Evaluating Commercial AI Chatbots as News Intermediaries

AI chatbots are rapidly shaping how people encounter the news, yet no prior study has systematically measured how accurately these systems, with their proprietary search integrations and retrieval-synthesis pipelines, handle emerging facts across languages and regions. We present a 14-day (February 9-22, 2026) evaluation of six AI chatbots (Gemini 3 Flash and Pro, Grok 4, Claude 4.5 Sonnet, GPT-5 and GPT-4o mini) on 2,100 factual questions derived from same-day BBC News reporting across six regional services (US & Canada, Arabic, Afrique, Hindi, Russian, Turkish). The best systems achieve over 90% multiple-choice accuracy on questions about events reported hours earlier. The same systems, however, lose 11-13% under free-response evaluation, and 16-17% across the cohort. We further characterize three failure patterns. First, every model achieves its lowest accuracy on Hindi (79% vs. 89-91% elsewhere) and citations indicate an Anglophone retrieval bias (e.g., models answering Hindi queries cite English Wikipedia more than any Hindi outlet). Second, retrieval, not reasoning, failures drive over 70% of all errors. When models retrieve a correct source, they often extract the correct answer; the problem is to land on the right source in the first place. Third, models achieving 88-96% accuracy on well-formed questions drop to 19-70% when questions contain subtle false premises, with the most vulnerable model accepting fabricated facts 64% of the time. We also identify a detection-accuracy paradox: the best false-premise detector ranks second in adversarial accuracy (abstention rate), while a weaker detector ranks first, showing that premise detection and answer recovery are partially independent capabilities. Overall, these suggest that high accuracy can mask systematic regional inequity, near-total dependence on retrieval infrastructure, and vulnerability to imperfect queries real users pose.

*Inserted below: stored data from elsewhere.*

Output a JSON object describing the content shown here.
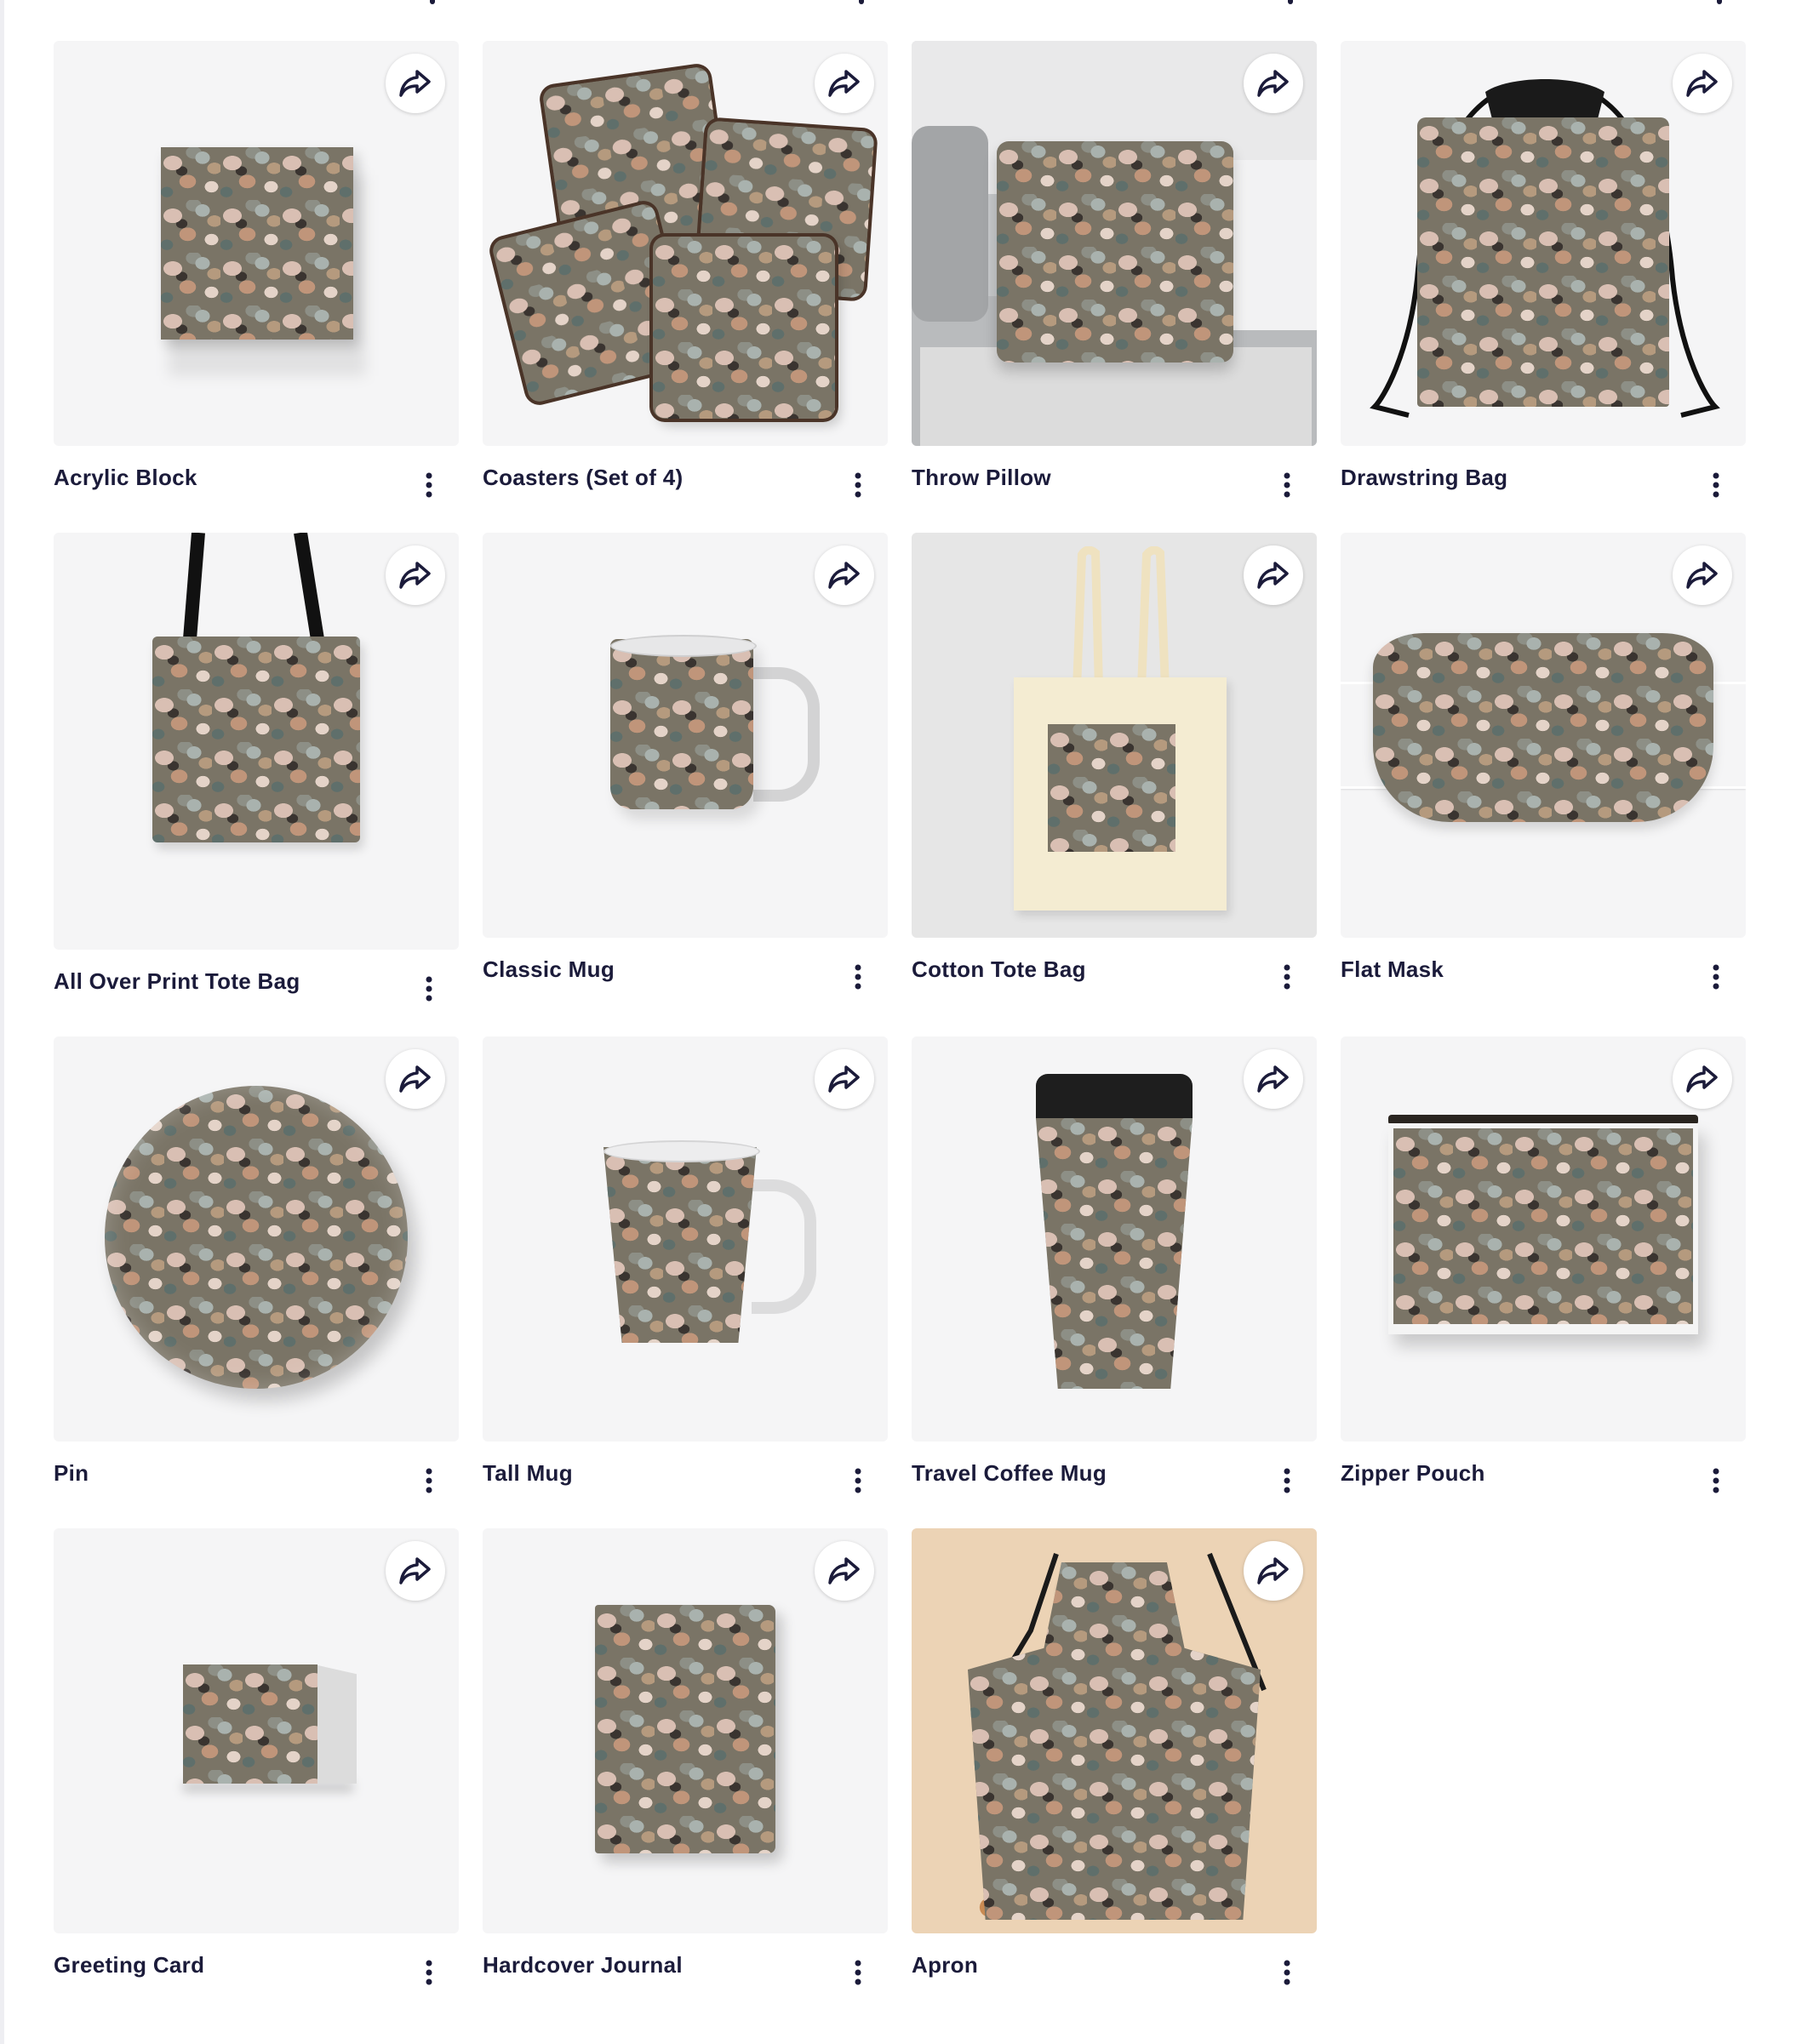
{
  "products": [
    {
      "title": "Acrylic Block",
      "icon": "acrylic-block-image"
    },
    {
      "title": "Coasters (Set of 4)",
      "icon": "coasters-image"
    },
    {
      "title": "Throw Pillow",
      "icon": "throw-pillow-image"
    },
    {
      "title": "Drawstring Bag",
      "icon": "drawstring-bag-image"
    },
    {
      "title": "All Over Print Tote Bag",
      "icon": "all-over-print-tote-bag-image"
    },
    {
      "title": "Classic Mug",
      "icon": "classic-mug-image"
    },
    {
      "title": "Cotton Tote Bag",
      "icon": "cotton-tote-bag-image"
    },
    {
      "title": "Flat Mask",
      "icon": "flat-mask-image"
    },
    {
      "title": "Pin",
      "icon": "pin-image"
    },
    {
      "title": "Tall Mug",
      "icon": "tall-mug-image"
    },
    {
      "title": "Travel Coffee Mug",
      "icon": "travel-coffee-mug-image"
    },
    {
      "title": "Zipper Pouch",
      "icon": "zipper-pouch-image"
    },
    {
      "title": "Greeting Card",
      "icon": "greeting-card-image"
    },
    {
      "title": "Hardcover Journal",
      "icon": "hardcover-journal-image"
    },
    {
      "title": "Apron",
      "icon": "apron-image"
    }
  ],
  "icons": {
    "share": "share-icon",
    "more": "more-vertical-icon"
  },
  "colors": {
    "text": "#1b1b3a",
    "tile_background": "#f5f5f6",
    "share_button": "#ffffff"
  }
}
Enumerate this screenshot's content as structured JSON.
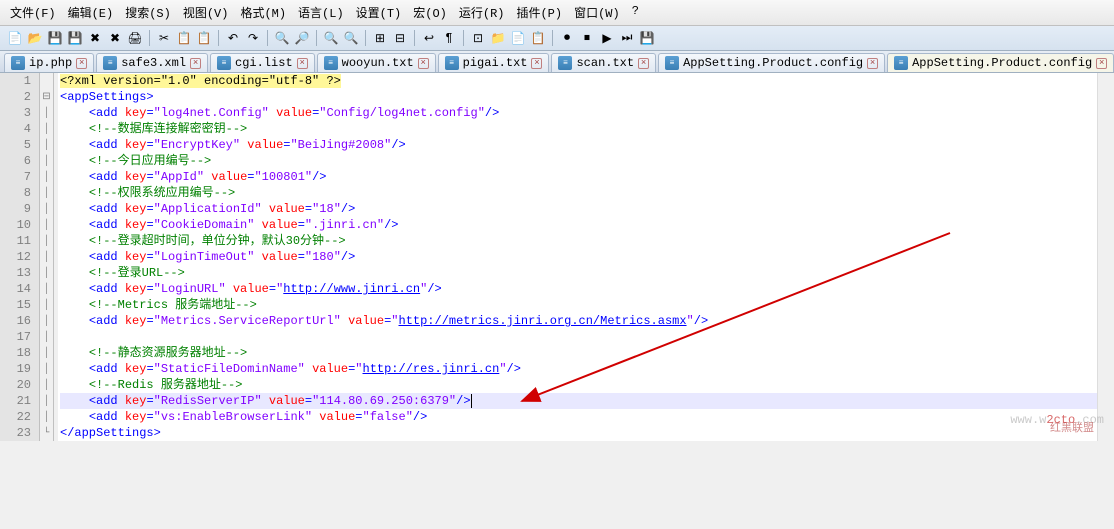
{
  "menu": {
    "file": "文件(F)",
    "edit": "编辑(E)",
    "search": "搜索(S)",
    "view": "视图(V)",
    "format": "格式(M)",
    "lang": "语言(L)",
    "settings": "设置(T)",
    "macro": "宏(O)",
    "run": "运行(R)",
    "plugins": "插件(P)",
    "window": "窗口(W)",
    "help": "?"
  },
  "tabs": [
    {
      "label": "ip.php"
    },
    {
      "label": "safe3.xml"
    },
    {
      "label": "cgi.list"
    },
    {
      "label": "wooyun.txt"
    },
    {
      "label": "pigai.txt"
    },
    {
      "label": "scan.txt"
    },
    {
      "label": "AppSetting.Product.config"
    },
    {
      "label": "AppSetting.Product.config"
    }
  ],
  "active_tab": 7,
  "xml_decl": "<?xml version=\"1.0\" encoding=\"utf-8\" ?>",
  "code": {
    "appSettings_open": "appSettings",
    "appSettings_close": "appSettings",
    "entries": [
      {
        "key": "log4net.Config",
        "value": "Config/log4net.config"
      },
      {
        "key": "EncryptKey",
        "value": "BeiJing#2008"
      },
      {
        "key": "AppId",
        "value": "100801"
      },
      {
        "key": "ApplicationId",
        "value": "18"
      },
      {
        "key": "CookieDomain",
        "value": ".jinri.cn"
      },
      {
        "key": "LoginTimeOut",
        "value": "180"
      },
      {
        "key": "LoginURL",
        "value": "http://www.jinri.cn"
      },
      {
        "key": "Metrics.ServiceReportUrl",
        "value": "http://metrics.jinri.org.cn/Metrics.asmx"
      },
      {
        "key": "StaticFileDominName",
        "value": "http://res.jinri.cn"
      },
      {
        "key": "RedisServerIP",
        "value": "114.80.69.250:6379"
      },
      {
        "key": "vs:EnableBrowserLink",
        "value": "false"
      }
    ],
    "comments": {
      "c1": "数据库连接解密密钥",
      "c2": "今日应用编号",
      "c3": "权限系统应用编号",
      "c4": "登录超时时间，单位分钟，默认30分钟",
      "c5": "登录URL",
      "c6": "Metrics 服务端地址",
      "c7": "静态资源服务器地址",
      "c8": "Redis 服务器地址"
    }
  },
  "watermark": {
    "prefix": "www.w",
    "mid": "2cto",
    "suffix": ".com",
    "sub": "红黑联盟"
  }
}
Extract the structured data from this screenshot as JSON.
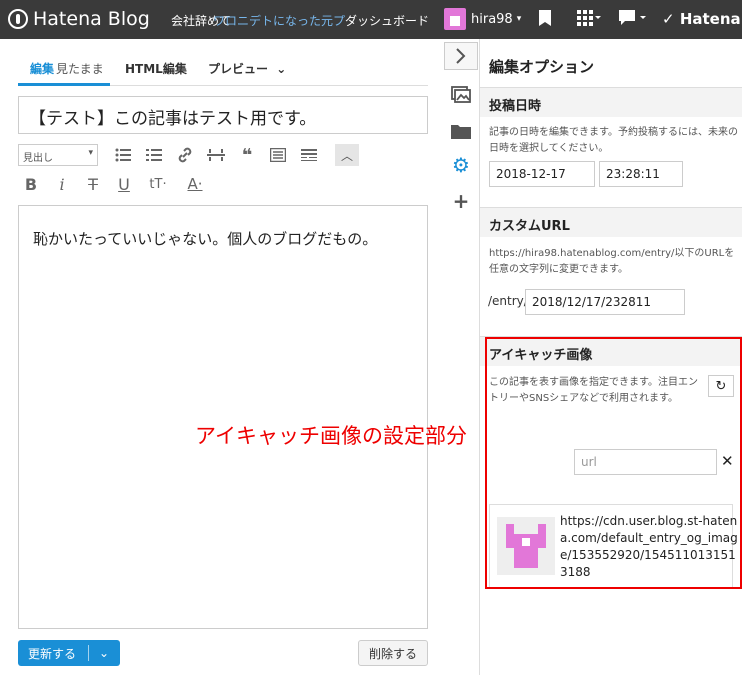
{
  "header": {
    "logo_text": "Hatena Blog",
    "blog_title": "会社辞めて",
    "blog_title_overlay": "ワロニデトになった元プ",
    "dashboard": "ダッシュボード",
    "user_name": "hira98",
    "brand": "Hatena"
  },
  "editor": {
    "tabs": [
      {
        "label": "編集",
        "sub": "見たまま"
      },
      {
        "label": "HTML編集"
      },
      {
        "label": "プレビュー"
      }
    ],
    "title": "【テスト】この記事はテスト用です。",
    "format_select": "見出し",
    "body": "恥かいたっていいじゃない。個人のブログだもの。",
    "update_label": "更新する",
    "delete_label": "削除する"
  },
  "panel": {
    "title": "編集オプション",
    "post_date": {
      "heading": "投稿日時",
      "description": "記事の日時を編集できます。予約投稿するには、未来の日時を選択してください。",
      "date": "2018-12-17",
      "time": "23:28:11"
    },
    "custom_url": {
      "heading": "カスタムURL",
      "description": "https://hira98.hatenablog.com/entry/以下のURLを任意の文字列に変更できます。",
      "prefix": "/entry/",
      "value": "2018/12/17/232811"
    },
    "eyecatch": {
      "heading": "アイキャッチ画像",
      "description": "この記事を表す画像を指定できます。注目エントリーやSNSシェアなどで利用されます。",
      "url_placeholder": "url",
      "image_url": "https://cdn.user.blog.st-hatena.com/default_entry_og_image/153552920/1545110131513188"
    }
  },
  "annotation": "アイキャッチ画像の設定部分",
  "colors": {
    "accent": "#1a8fd6",
    "annotation": "#ee0000",
    "avatar": "#e277d8"
  }
}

翻译：AI聊天机器人正快速改变人们接触新闻的方式，然而此前尚无系统性研究测量这些系统（凭借其专有搜索集成和检索-合成流水线）如何跨语言和地区准确处理新兴事实。我们开展了一项为期14天（2026年2月9日至22日）的评估，针对六个AI聊天机器人（Gemini 3 Flash和Pro、Grok 4、Claude 4.5 Sonnet、GPT-5及GPT-4o mini），基于同一天BBC新闻在六个地区服务（美国与加拿大、阿拉伯语、非洲、印地语、俄语、土耳其语）中报道的2100个事实性问题进行测试。表现最佳的系统在数小时前报道事件的多项选择题上准确率超过90%。然而，同一系统在自由回答评估中准确率下降11-13%，而整体系统群下降16-17%。我们进一步归纳出三种失败模式。第一，所有模型在印地语上的准确率最低（79%对比其他地区的89-91%），且引用显示出英语中心检索偏差（例如，回答印地语问题的模型引用英语维基百科的频率高于任何印地语媒体）。第二，检索失败（而非推理失败）驱动了超过70%的错误。当模型检索到正确来源时，往往能提取正确答案；问题在于最初未能定位正确来源。第三，对于结构良好的问题准确率达88-96%的模型，当问题包含微妙错误前提时，准确率骤降至19-70%，其中最容易受影响的模型有64%的时间会接受捏造的事实。我们还发现一种检测-准确率悖论：最佳的错误前提检测器在对抗性准确率（回避率）上排名第二，而较弱的检测器却排名第一，表明前提检测与答案恢复是部分独立的能力。总体而言，这些结果表明，高准确率可能掩盖系统性区域不平等、对检索基础设施的近乎完全依赖，以及真实用户提出不完美查询时的脆弱性。